> In a year or so

Look at the best models from Spring 2025, and compare with now (and similarly for Springs 2024 and 2025). Armstrong and lots of others are betting that this trend will continue, and if it does, the LLMs will ship code the LLMs understand, and whether any human specifically understands any particular part will mostly not matter.

> the LLMs will ship code the LLMs understand, and whether any human specifically understands any particular part will mostly not matter.

I find this particularly funny. There were more than a couple Star Trek Episodes where some alien planet depends on some advanced AI or other technology that they no longer understand, and it turns out the AI is actually slowly killing them, making them sterile, etc. (e.g. https://en.wikipedia.org/wiki/When_the_Bough_Breaks_(Star_Tr... )

Sure, Star Trek is fiction, but "humans rely on a technology that they forget how to make" is a pretty recurrent theme in human history. The FOGBANK saga was pretty recent: https://en.wikipedia.org/wiki/Fogbank

It just amazes me that people think "Sure, this AI generated code is kinda broken now, but all we need is just more AI code to fix it at some unknowable point in the future because humans won't be able to understand it!"

If you'd told me 20-30 years ago we'd actually get the Star Trek computer in the mid-2020s and it still wouldn't be actually AGI, I would have thought that very strange and unlikely, so who knows?

So nothing about the last 3 years has caused you to update your beliefs on this stuff? feels like bitter cope

And if the trend doesn't continue? I understand that a company with Coinbase's performance has little to lose and not many options, but many companies are in a better position.

The problem is that executives could take the 15-20% productivity boost and be content, but they read stuff like this, get greedy, and they don't understand the risk they're taking.

Even if the trend doesn’t continue, the current models are very very good. They’re better than the average programmer in the industry, already.

I don't know how anyone who carefully and closely reviews their output could possibly think that.
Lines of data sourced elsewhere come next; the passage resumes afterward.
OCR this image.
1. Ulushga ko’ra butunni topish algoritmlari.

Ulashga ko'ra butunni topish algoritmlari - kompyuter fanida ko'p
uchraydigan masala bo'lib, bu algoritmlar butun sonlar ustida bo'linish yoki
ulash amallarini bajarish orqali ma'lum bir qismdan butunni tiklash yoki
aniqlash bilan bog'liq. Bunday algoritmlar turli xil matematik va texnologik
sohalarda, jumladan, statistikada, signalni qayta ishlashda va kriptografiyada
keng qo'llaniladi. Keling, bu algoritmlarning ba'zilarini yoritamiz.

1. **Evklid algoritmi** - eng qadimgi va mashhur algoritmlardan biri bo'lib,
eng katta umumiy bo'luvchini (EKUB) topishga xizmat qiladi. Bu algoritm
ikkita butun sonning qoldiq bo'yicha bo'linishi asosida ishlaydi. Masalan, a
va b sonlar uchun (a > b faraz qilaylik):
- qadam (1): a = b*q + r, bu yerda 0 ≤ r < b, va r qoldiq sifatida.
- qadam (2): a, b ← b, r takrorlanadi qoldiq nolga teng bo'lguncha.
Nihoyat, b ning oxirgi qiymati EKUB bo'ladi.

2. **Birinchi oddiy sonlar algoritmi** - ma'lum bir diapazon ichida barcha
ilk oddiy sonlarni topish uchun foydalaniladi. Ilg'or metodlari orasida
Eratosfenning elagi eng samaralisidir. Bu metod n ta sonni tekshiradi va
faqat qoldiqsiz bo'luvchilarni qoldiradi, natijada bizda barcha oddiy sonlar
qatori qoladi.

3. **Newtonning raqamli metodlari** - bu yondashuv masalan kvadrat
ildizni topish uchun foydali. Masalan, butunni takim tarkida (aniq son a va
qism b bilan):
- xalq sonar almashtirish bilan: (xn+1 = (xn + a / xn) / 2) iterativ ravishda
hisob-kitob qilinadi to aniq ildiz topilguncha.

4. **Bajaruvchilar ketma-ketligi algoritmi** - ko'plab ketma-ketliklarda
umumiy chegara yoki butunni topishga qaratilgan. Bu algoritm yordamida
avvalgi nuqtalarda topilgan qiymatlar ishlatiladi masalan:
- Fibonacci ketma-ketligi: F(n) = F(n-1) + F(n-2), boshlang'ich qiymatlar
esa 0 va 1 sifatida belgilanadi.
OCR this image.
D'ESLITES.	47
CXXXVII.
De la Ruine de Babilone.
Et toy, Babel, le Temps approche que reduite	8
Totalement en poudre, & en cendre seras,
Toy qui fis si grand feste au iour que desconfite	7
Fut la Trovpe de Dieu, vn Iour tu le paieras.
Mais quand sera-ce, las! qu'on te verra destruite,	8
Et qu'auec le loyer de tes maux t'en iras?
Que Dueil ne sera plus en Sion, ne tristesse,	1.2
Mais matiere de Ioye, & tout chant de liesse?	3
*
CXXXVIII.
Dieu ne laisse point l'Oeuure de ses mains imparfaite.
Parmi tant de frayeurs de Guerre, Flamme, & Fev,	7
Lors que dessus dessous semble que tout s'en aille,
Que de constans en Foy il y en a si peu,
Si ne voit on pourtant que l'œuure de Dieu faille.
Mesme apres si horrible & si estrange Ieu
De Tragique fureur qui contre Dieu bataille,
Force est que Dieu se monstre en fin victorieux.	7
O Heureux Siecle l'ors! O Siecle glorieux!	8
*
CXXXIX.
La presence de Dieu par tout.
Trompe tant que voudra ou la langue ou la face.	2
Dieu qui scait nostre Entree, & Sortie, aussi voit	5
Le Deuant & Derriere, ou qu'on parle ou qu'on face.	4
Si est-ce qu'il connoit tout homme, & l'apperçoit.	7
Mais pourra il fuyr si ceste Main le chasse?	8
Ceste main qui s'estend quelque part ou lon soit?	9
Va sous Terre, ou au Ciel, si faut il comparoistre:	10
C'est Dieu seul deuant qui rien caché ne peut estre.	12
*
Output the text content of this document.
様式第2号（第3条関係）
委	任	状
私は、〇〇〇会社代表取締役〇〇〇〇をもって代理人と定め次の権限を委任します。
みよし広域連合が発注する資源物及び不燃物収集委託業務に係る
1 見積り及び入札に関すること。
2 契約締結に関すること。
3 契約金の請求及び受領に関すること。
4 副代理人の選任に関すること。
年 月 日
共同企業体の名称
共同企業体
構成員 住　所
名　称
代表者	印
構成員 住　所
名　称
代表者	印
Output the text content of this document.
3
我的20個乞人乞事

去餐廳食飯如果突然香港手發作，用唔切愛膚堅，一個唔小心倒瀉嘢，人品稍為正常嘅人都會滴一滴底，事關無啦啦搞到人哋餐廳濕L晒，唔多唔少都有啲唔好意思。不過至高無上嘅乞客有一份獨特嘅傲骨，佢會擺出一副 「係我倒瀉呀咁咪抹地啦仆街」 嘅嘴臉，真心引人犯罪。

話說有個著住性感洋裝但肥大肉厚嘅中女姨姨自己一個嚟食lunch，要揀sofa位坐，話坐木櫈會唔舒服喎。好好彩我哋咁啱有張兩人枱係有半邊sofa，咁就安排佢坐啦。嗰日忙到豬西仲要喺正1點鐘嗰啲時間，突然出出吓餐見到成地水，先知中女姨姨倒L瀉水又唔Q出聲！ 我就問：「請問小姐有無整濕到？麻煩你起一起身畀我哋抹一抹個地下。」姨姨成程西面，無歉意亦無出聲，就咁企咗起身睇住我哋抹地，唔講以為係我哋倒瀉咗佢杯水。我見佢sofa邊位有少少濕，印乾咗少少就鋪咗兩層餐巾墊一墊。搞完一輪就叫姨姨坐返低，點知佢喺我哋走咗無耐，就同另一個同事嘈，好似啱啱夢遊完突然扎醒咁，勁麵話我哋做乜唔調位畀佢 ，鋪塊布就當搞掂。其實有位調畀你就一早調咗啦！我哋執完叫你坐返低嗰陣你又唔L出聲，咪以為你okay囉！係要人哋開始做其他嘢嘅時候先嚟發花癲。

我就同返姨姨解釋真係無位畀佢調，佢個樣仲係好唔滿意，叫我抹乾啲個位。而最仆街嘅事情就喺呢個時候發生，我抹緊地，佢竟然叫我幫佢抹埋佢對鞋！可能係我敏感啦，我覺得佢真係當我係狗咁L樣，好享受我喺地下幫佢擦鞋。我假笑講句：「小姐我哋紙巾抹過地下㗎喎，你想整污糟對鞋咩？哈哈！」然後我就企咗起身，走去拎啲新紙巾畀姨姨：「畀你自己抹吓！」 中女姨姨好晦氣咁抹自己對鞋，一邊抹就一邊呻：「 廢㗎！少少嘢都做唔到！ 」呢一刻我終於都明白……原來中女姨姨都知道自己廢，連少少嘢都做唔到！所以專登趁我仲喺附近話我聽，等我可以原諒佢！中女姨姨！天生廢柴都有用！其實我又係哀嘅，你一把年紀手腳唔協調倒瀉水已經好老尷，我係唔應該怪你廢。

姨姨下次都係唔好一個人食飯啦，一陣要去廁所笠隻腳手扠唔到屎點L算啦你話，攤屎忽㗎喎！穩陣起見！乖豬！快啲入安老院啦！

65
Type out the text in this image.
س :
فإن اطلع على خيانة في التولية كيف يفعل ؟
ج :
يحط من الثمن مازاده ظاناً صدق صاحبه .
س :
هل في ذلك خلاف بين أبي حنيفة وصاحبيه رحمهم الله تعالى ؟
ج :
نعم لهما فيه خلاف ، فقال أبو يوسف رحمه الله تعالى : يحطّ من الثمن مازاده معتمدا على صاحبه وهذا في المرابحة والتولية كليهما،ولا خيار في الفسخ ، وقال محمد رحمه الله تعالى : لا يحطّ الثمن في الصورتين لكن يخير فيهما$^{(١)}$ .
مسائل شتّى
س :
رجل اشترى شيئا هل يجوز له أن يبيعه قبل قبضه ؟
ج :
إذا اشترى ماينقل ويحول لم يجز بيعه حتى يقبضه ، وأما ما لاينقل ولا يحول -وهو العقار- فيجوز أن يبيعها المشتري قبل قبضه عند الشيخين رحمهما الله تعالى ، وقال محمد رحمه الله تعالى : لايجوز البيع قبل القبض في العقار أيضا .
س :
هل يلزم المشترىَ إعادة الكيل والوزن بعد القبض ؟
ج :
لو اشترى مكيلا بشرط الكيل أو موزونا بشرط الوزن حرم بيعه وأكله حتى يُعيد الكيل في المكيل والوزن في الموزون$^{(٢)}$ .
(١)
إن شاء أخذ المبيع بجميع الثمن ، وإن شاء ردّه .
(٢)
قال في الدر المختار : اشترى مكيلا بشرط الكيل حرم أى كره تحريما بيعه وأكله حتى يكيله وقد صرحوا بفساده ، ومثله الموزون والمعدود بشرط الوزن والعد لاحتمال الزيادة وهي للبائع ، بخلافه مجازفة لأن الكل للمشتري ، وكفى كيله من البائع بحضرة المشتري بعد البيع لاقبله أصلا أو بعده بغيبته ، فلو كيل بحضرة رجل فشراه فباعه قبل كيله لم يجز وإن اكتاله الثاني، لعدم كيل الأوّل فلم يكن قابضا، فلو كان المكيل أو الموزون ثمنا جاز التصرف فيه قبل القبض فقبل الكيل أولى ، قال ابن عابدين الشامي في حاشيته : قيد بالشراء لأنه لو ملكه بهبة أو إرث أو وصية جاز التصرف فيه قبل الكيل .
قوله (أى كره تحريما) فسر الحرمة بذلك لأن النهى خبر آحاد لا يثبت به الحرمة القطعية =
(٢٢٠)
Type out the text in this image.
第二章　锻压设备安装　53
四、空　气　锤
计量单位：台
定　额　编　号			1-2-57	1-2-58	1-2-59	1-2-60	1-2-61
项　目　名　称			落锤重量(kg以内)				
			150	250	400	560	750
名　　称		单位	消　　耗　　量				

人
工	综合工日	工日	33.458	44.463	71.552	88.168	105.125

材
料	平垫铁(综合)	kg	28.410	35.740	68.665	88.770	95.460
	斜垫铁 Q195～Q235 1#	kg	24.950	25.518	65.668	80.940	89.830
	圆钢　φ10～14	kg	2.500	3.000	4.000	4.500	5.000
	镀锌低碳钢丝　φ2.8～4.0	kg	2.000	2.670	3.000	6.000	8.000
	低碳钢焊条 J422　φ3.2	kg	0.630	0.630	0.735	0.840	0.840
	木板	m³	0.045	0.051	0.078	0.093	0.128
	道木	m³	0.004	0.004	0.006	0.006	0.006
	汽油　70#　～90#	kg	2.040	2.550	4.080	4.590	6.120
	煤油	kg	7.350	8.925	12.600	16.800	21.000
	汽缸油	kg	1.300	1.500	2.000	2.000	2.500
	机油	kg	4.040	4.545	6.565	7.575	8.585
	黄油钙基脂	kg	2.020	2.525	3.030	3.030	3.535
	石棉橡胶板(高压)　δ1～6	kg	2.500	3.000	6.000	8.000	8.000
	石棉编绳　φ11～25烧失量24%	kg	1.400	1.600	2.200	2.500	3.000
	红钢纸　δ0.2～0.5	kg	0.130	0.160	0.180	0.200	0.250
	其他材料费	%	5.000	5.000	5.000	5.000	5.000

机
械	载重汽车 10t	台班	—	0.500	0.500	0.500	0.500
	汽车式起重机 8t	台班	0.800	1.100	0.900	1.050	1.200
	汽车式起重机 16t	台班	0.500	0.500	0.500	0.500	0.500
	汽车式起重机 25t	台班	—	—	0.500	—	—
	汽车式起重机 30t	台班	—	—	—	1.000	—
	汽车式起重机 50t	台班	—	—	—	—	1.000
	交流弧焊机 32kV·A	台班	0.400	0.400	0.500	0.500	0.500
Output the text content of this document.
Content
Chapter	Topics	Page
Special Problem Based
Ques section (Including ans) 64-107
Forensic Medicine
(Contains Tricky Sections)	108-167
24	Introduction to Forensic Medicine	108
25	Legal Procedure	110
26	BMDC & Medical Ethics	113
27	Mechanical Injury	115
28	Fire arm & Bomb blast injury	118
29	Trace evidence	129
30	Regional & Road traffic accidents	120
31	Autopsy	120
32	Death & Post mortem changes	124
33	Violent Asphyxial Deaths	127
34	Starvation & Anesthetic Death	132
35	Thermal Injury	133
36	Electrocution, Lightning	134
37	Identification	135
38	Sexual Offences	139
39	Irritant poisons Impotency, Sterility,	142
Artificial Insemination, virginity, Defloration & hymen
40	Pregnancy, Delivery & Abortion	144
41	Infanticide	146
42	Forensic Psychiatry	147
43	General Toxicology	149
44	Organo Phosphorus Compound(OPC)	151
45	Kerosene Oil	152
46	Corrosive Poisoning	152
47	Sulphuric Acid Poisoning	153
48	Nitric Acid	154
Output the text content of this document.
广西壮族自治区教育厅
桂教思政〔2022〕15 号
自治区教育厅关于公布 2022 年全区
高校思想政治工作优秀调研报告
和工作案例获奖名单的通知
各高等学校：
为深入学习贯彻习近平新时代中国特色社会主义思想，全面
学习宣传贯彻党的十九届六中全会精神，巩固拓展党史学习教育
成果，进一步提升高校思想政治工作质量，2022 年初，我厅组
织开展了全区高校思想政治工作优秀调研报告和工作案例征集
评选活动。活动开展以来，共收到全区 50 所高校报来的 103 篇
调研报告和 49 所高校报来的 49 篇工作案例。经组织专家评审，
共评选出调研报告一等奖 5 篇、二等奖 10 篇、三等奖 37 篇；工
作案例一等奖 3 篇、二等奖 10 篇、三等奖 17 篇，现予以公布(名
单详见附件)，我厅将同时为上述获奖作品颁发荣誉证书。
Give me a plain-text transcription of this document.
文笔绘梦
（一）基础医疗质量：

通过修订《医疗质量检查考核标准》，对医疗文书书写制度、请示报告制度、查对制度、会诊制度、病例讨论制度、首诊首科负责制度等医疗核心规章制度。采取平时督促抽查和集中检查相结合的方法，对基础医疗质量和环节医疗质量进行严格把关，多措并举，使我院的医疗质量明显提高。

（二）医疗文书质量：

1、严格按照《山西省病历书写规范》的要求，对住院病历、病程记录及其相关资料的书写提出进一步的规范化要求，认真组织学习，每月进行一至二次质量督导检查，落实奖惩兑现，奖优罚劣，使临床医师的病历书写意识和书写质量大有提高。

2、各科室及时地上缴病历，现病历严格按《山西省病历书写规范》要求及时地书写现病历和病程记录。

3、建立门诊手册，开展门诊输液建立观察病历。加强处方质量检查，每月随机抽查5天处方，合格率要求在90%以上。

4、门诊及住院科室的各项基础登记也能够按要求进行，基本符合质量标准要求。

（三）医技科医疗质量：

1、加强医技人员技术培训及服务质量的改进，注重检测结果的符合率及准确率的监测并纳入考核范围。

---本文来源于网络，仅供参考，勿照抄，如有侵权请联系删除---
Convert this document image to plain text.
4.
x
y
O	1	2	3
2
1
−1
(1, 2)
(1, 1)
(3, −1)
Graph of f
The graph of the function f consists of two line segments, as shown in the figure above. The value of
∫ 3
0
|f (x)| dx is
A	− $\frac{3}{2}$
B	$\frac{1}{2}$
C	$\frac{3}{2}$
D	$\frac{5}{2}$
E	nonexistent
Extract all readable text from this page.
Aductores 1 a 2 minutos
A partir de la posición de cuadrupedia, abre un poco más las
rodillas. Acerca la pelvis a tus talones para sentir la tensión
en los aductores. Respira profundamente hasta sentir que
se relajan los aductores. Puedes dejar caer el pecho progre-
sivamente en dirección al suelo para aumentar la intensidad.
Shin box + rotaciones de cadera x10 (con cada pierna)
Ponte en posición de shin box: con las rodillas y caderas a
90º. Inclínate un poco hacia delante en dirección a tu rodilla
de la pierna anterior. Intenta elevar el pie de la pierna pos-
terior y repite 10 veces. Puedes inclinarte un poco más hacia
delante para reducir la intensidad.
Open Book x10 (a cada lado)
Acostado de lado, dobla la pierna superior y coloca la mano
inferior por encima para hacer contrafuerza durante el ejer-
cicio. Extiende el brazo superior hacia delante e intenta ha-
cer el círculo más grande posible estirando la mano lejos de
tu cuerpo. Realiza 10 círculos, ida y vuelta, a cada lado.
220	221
Much of the time their code is fine, but every now and again they make a catastrophic (though often well-hidden) mistake that is so bad that all the tests pass but the codebase will be bricked if enough of those go in. They make such disastrous mistakes frequently enough that a decent-sized codebase can't last for more than 18-24 months.

If the average programmer is this bad, then there must be better-than-average programmers reviewing the code. The problem with agents is that they can produce code at a far higher volume than the average programmer.

Anyway, I don't know how well the average programmer programs, but if you commit agent-generated code without careful review, your codebase will be cooked in a year or two.

Maybe at some coding benchmark. Certainly not at actually shipping and maintaining production grade software.

Agreed! That will be an... "interesting" outcome, if so, for a lot of these companies.

> and whether any human specifically understands any particular part will mostly not matter.

This is how I feel. It’s building things for me that work. I don’t care how it works under the hood in many cases.

It's not about caring how it works. It's about caring that it keeps working at all even after you add stuff to it for a year or three (and nearly all software written by companies is software they evolve).

And who’s to say it won’t? It’s working now. I’m adding stuff and it’s still working. Why won’t that continue in year 3?

If you carefully read the agent's output you'll see why. It adds layers upon layers of workarounds and defences that hide serious problems, until the codebase reaches a point where the agent can no longer understand it and work with it. All the tests pass right up until the moment when adding a feature or fixing a bug causes another bug, and then nothing and no one can save the codebase anymore.

Maybe a year ago? Right now the LLMs I mainly use (GPT5.5, Opus 4.7) will intuit exactly what I need from my brief specs and universally go above-and-beyond in creating code that is not only extremely high-quality, but catches a ton of the gotchas I would have stumbled on, in advance.

Just a minute ago 5.5 looked at some human-written code of mine from last year and while it was making the changes I asked for it determined the existing code was too brittle (it was) and rewrote it better. It didn't mention this in its summary at the end, I only know because I often watch the thinking output as it goes past before it hides it all behind a pop-open.

Interesting that we’ve have such different experiences. I was working with both those models today and on several occasions it proposed some pretty poor solutions.

I also find I need to run an llm code review or two against any code it produces to even get to the point where’s it’s ready for human review.

In any case they served as an extremely valuable tool.

I use GPT 5.5. Sometimes it does what you say. It certainly finds silly mistakes in my code better than I could. But frequently enough it makes catastrophic architectural mistakes in its own code.

Maintaining software is like 80% of the job.

Because the API’s it uses will change? Nothing in tech is static. And that’s just going to get worse re: this whole AI thing.